If in the performance of an unlawful act the plaintiff surrounded the transaction with circumstances of his own creation, real and adventitious, indicating guilt, he should not be heard to complain that others acted upon the hypothesis thus supported by his conduct.

2. There can be no reasonable doubt from the evidence but that Moll, the agent of the guardian, correctly narrated the facts as they had transpired at the ranch, and that defendant with equal fidelity detailed them to Campbell, the district attorney, and Gibson, his deputy, and that when asked what he should do, or what ought to be done, they, as the law officers of the county, advised *93him that the acts of plaintiff and his brother constituted grand larceny, and advised their arrest for crime.

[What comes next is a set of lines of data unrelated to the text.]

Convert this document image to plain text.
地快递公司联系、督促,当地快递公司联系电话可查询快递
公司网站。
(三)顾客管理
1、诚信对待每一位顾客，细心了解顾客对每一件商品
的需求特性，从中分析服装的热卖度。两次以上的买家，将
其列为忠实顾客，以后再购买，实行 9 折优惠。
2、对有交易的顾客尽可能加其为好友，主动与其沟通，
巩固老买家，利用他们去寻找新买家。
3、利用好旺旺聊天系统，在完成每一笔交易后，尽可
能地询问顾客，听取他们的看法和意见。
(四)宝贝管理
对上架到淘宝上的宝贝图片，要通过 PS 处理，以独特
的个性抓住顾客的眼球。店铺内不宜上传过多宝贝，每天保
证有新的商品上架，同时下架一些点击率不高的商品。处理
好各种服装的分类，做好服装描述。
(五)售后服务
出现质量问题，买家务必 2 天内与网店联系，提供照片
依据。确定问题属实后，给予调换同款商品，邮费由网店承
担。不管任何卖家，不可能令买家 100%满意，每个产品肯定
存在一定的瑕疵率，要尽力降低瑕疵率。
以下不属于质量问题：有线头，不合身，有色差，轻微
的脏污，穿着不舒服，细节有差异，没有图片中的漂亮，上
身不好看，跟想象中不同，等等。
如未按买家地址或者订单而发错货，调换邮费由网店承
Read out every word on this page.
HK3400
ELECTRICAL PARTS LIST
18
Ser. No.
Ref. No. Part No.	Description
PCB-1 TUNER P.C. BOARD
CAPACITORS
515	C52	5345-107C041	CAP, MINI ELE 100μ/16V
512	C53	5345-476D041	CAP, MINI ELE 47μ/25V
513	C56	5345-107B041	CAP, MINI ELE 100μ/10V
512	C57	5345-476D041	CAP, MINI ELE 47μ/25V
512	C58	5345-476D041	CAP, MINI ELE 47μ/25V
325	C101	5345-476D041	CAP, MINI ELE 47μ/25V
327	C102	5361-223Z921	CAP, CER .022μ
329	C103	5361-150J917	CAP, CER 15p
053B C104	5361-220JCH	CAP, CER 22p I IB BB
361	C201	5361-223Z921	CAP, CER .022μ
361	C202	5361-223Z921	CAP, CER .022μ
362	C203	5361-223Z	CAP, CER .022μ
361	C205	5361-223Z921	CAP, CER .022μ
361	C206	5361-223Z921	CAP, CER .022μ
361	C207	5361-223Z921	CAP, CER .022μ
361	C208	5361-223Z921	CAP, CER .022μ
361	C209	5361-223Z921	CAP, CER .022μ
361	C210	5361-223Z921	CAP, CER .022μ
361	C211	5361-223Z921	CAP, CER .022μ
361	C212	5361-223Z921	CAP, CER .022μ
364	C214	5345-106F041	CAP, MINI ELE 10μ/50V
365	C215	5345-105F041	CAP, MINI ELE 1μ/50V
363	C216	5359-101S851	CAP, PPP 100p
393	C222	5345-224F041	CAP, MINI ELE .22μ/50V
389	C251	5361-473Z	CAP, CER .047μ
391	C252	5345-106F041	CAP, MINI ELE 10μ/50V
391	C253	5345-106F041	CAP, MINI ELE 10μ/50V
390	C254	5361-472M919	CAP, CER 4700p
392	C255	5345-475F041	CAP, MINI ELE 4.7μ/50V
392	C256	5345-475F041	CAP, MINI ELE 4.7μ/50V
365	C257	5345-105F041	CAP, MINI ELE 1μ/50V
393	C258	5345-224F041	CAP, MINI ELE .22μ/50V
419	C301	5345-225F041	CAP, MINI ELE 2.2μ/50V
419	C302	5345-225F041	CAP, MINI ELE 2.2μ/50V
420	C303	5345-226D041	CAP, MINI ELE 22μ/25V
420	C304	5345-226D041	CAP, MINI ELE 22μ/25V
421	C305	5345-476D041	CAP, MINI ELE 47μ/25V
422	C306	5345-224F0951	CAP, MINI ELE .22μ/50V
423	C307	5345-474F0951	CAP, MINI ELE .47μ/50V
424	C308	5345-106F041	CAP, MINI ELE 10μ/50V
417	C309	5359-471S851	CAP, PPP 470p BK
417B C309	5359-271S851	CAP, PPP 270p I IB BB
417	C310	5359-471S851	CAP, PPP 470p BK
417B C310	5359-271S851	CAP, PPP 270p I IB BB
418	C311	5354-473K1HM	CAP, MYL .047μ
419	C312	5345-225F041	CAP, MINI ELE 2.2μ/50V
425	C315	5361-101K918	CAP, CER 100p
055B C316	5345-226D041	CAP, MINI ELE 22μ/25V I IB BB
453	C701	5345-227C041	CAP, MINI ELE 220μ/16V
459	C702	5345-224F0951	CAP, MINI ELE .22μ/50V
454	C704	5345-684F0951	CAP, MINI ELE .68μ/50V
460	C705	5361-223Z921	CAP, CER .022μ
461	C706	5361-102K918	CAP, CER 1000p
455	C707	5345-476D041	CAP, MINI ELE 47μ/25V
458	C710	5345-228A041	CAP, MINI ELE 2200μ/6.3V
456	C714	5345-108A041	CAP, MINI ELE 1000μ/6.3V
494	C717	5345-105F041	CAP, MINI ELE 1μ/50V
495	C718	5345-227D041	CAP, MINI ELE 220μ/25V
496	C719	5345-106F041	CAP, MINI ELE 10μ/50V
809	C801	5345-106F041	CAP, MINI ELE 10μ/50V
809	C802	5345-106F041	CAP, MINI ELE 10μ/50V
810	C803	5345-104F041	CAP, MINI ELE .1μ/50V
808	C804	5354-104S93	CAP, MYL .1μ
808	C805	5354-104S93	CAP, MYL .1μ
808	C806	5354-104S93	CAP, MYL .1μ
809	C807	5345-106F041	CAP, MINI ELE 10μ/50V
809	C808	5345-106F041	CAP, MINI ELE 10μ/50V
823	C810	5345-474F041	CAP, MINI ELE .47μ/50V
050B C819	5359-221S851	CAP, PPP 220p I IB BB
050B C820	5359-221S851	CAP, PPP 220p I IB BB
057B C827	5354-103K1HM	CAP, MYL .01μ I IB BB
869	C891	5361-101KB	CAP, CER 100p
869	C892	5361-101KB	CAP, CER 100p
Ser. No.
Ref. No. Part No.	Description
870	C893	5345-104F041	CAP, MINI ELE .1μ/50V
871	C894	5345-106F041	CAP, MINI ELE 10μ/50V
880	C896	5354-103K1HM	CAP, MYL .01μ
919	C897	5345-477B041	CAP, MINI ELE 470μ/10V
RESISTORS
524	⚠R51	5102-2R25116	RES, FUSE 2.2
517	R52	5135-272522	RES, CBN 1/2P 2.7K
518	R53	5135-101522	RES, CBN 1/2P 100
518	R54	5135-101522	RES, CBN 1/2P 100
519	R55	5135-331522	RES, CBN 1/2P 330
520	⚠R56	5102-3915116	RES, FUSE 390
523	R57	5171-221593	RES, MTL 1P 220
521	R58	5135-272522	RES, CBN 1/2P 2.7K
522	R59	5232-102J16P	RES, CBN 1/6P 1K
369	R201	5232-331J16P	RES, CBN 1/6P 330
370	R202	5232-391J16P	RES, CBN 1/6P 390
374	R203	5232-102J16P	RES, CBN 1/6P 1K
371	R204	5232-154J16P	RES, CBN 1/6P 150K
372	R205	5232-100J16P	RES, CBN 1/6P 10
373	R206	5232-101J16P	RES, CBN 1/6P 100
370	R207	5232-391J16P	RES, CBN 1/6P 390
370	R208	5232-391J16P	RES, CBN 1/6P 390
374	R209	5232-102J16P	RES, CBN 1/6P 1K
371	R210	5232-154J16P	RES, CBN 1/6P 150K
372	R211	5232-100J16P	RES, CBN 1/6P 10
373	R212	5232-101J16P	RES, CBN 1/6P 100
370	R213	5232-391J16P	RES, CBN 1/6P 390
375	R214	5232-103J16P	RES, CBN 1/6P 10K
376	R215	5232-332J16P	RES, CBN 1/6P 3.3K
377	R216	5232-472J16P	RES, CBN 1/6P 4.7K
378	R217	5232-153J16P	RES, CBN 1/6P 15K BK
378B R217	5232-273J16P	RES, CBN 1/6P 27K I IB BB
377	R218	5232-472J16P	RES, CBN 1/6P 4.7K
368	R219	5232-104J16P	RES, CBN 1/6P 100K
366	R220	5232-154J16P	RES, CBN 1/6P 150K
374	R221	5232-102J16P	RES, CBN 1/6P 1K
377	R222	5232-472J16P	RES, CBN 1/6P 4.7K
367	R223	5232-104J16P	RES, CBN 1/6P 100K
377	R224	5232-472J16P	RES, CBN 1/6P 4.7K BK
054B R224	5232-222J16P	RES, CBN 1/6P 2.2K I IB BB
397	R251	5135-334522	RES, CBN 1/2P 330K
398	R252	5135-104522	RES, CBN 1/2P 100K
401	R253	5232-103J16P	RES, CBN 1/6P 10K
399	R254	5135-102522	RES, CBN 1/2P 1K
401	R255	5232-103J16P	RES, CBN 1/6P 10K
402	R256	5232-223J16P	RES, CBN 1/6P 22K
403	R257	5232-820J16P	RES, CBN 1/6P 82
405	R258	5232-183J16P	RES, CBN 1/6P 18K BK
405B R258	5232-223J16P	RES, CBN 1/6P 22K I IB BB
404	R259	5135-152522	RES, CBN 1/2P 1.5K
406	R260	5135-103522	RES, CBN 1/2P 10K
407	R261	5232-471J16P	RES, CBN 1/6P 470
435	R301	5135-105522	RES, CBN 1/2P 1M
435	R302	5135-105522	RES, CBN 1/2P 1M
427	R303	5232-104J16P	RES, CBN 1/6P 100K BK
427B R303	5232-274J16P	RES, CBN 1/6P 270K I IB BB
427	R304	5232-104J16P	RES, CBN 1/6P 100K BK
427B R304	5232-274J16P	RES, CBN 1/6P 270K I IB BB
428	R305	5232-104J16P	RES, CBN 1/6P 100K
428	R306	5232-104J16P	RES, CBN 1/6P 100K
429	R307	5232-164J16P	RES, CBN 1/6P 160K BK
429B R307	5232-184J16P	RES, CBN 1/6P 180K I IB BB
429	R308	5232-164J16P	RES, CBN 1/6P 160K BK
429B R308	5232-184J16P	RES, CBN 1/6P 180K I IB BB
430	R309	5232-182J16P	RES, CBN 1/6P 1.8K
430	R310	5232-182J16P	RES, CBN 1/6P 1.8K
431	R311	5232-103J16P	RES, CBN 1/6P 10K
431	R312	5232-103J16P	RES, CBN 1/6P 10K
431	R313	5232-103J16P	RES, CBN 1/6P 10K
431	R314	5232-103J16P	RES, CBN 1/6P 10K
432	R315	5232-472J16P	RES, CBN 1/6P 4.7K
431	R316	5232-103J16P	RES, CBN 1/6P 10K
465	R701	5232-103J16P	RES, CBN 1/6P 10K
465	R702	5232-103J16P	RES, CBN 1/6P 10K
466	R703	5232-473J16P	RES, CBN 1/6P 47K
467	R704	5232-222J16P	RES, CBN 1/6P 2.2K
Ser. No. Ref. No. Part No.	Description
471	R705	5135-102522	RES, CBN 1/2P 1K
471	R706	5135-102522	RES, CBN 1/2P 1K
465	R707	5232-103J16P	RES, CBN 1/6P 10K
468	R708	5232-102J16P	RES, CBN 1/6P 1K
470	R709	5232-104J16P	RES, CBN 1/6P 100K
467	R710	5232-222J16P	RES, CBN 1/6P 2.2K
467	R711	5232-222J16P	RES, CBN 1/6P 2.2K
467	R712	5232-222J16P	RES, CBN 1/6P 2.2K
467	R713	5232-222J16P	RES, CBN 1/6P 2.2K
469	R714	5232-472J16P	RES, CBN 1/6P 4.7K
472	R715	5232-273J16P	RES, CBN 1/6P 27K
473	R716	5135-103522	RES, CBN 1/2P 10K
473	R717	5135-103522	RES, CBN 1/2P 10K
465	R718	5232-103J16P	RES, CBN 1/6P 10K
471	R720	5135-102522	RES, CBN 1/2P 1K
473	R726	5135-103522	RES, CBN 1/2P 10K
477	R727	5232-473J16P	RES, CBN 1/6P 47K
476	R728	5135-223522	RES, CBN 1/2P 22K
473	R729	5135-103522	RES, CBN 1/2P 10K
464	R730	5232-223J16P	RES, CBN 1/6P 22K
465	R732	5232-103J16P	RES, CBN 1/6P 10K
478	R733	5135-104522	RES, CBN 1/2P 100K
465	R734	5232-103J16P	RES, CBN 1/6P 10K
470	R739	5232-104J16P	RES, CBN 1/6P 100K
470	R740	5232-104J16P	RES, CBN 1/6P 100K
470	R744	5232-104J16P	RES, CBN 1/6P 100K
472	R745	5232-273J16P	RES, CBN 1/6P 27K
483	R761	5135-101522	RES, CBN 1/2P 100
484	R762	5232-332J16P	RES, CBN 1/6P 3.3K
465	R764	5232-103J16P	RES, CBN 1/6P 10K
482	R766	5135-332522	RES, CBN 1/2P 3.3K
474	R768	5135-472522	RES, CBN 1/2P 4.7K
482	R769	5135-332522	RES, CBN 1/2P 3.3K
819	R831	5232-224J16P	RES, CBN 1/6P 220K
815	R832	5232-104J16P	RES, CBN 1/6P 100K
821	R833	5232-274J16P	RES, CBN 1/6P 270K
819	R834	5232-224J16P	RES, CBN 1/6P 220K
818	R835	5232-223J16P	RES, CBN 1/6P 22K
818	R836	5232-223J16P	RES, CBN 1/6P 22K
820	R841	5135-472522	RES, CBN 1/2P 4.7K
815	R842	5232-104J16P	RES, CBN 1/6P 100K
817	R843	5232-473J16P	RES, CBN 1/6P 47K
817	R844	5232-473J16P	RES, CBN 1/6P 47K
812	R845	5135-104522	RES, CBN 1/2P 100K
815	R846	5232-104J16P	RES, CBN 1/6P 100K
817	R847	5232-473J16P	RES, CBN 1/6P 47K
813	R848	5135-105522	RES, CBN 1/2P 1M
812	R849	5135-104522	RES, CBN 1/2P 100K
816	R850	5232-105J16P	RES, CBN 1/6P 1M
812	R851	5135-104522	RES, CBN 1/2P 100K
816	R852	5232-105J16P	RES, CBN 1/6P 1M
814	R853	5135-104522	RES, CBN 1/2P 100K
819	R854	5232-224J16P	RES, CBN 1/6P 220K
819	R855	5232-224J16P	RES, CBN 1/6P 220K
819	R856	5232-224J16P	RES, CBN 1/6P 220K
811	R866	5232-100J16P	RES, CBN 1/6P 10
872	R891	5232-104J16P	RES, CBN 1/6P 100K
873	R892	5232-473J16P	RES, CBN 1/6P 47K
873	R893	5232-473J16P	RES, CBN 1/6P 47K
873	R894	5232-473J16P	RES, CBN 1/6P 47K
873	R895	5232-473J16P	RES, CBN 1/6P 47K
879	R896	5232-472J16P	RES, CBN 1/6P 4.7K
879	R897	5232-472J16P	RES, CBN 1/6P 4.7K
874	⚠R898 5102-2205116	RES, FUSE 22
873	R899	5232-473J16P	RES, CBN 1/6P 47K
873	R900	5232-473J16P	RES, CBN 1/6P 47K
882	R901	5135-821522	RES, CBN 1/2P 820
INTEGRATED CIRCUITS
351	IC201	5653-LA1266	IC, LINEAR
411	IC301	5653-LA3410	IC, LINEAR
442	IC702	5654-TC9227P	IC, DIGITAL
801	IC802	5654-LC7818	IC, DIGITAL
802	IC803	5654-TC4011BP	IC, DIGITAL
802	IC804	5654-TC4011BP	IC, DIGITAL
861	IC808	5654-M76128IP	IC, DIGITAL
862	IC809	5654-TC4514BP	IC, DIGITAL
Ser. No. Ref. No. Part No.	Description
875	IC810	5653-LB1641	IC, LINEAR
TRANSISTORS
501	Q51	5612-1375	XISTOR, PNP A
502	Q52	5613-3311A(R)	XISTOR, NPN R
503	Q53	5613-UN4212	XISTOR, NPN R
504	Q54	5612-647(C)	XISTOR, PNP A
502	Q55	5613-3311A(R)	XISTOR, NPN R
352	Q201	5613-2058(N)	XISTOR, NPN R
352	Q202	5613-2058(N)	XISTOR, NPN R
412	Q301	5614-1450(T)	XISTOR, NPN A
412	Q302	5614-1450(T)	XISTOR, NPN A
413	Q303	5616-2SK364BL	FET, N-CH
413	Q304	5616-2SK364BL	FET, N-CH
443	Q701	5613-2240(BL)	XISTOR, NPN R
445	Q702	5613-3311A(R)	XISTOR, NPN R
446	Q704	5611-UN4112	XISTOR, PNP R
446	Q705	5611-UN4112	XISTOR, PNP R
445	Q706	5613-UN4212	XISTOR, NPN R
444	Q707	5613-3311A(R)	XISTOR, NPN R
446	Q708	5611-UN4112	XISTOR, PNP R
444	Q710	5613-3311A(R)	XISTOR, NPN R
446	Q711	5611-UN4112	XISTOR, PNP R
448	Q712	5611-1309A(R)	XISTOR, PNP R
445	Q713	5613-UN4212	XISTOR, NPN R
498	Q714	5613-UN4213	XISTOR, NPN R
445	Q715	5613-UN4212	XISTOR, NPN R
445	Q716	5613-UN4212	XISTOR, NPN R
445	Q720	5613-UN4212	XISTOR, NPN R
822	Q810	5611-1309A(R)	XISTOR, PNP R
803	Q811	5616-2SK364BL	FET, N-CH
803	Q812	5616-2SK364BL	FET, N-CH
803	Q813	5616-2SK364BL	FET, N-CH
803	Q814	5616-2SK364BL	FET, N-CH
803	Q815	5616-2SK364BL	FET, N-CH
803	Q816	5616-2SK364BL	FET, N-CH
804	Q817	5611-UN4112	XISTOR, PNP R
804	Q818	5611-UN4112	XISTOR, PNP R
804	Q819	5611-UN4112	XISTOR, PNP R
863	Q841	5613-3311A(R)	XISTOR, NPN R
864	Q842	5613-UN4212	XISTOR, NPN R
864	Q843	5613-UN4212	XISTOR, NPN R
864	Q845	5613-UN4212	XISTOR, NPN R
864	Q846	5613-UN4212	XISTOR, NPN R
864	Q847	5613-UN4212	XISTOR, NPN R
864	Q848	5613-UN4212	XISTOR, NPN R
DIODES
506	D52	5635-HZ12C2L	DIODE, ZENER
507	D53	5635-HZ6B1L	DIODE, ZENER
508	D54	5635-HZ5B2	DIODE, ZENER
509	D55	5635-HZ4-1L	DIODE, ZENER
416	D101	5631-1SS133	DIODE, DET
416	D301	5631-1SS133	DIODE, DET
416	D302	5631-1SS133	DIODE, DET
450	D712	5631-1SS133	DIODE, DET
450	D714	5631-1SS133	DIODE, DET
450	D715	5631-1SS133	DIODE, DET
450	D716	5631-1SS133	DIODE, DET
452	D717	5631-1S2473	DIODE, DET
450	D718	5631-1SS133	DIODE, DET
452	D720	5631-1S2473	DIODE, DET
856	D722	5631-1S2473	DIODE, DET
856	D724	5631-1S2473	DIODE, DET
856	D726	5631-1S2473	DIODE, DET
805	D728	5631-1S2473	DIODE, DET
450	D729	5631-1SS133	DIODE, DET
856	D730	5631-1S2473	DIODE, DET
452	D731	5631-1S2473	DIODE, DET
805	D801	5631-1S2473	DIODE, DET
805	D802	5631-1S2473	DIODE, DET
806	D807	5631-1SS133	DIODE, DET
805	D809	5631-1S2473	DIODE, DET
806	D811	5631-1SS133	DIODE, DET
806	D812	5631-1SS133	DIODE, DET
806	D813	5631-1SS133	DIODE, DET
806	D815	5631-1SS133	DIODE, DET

They then went before the magistrate with a complaint which the district attorney had prepared and defendant had verified, and upon a statement of the facts to that officer, and on the advice of the district attorney, a warrant issued.

In Leigh v. Webb, 3 Esp. 164, Lord Eldon held that if a party makes a complaint before a justice, which the justice conceives amounts to a felony, and issues his warrant against the party complained against, and the facts do not amount to felony, no action for malicious prosecution will lie against the party who made the complaint. This doctrine is upheld by this court in Hahn v. Schmidt, 64 Cal. 284, where authorities bearing upon the question are cited and approved.

In Levy v. Brannan, 39 Cal. 485, it was said: “The onus is upon the plaintiff to prove his allegation of the want of probable cause. The defendant may rebut the evidence of the plaintiff on this point by showing that he acted in good faith, under the advice of counsel, after a full and fair statement to his counsel of the facts of the case,” citing Potter v. Seale, 8 Cal. 224.

In this case the testimony of the district attorney and of defendant was introduced by plaintiff, and showed not only the truthful and full statement made by the defendant, the advice.of the district attorney thereon, but also that the defendant in good faith believed the statement to be what in fact it was,—the truth.

We think upon the showing made by plaintiff there was no want of probable cause for his arrest, and therefore that the motion for a nonsuit should have been granted.

The evidence subsequently introduced by defendant strengthened the case in his behalf, and the verdict was contrary to the evidence, and should have been set aside.

*94The judgment and order denying a new trial should be reversed and a new trial had.

Belcher, C. C., and Foote, C., concurred.

The Court.

For the reasons given in the foregoing opinion, the judgment and order are reversed, and cause remanded for a new trial.